Jo Mylan presented in an ‘Environment and Society’ session on her research on individuals’ experiences of reducing meat consumption. Reduction in meat production and consumption is increasingly presented as a key element of a more sustainable food system, however, unlike vegetarianism, we know little about why people attempt to reduce the amount of meat in their diet. Drawing on twenty in-depth interviews, the paper explored consumers’ motivations for, and experiences of, reducing meat consumption, contributing to ongoing debates about behavioural change and the role of consumers in achieving sustainability transitions. Respondents’ complex accounts are beyond motivations around environmental issues or animal welfare, and relate to understandings of nutrition, bodily vitality, concerns about the conditions of meat provision, past food experiences, personal relationships and routine activities.  

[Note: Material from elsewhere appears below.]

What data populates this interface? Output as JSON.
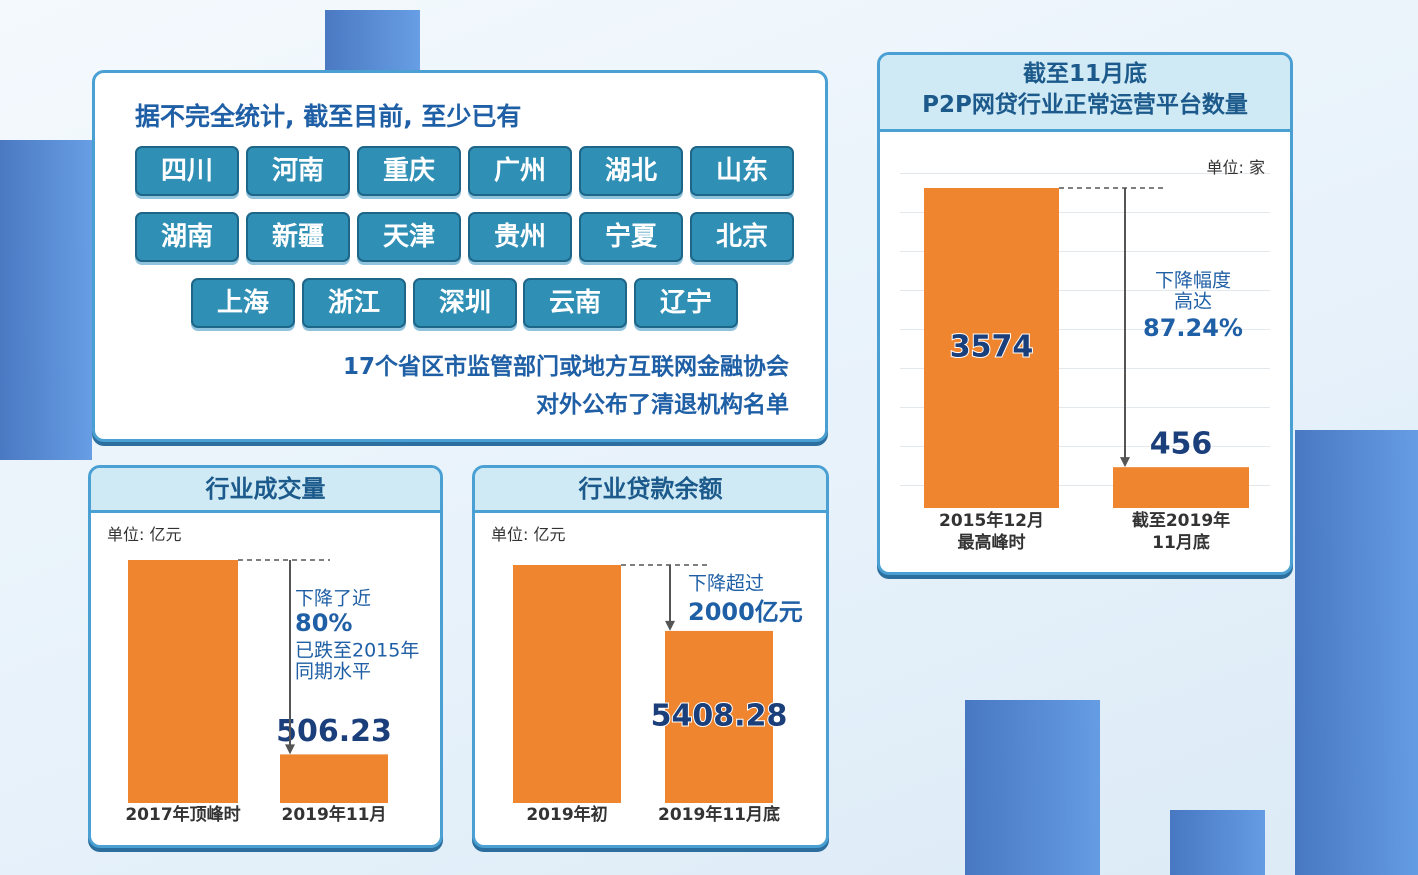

Lastly, Luke Yates presented on “Social movement strategy and the politics of the possible”, discussing the role of imagined futures in political action and social change. Political opportunities often emerge from changes in people’s expectations about the future. Imagined futures are produced and circulated in social movements, political manifestos, policy papers, marketing and business strategy, media, lifestyles, subcultures and in consumption. Luke argued power shapes senses of political possibility yet resistance and political action is common even when change seems impossible and went on to explore how the ‘the future’ itself is mobilised, and struggled over, in accounts of the ‘sharing economy’.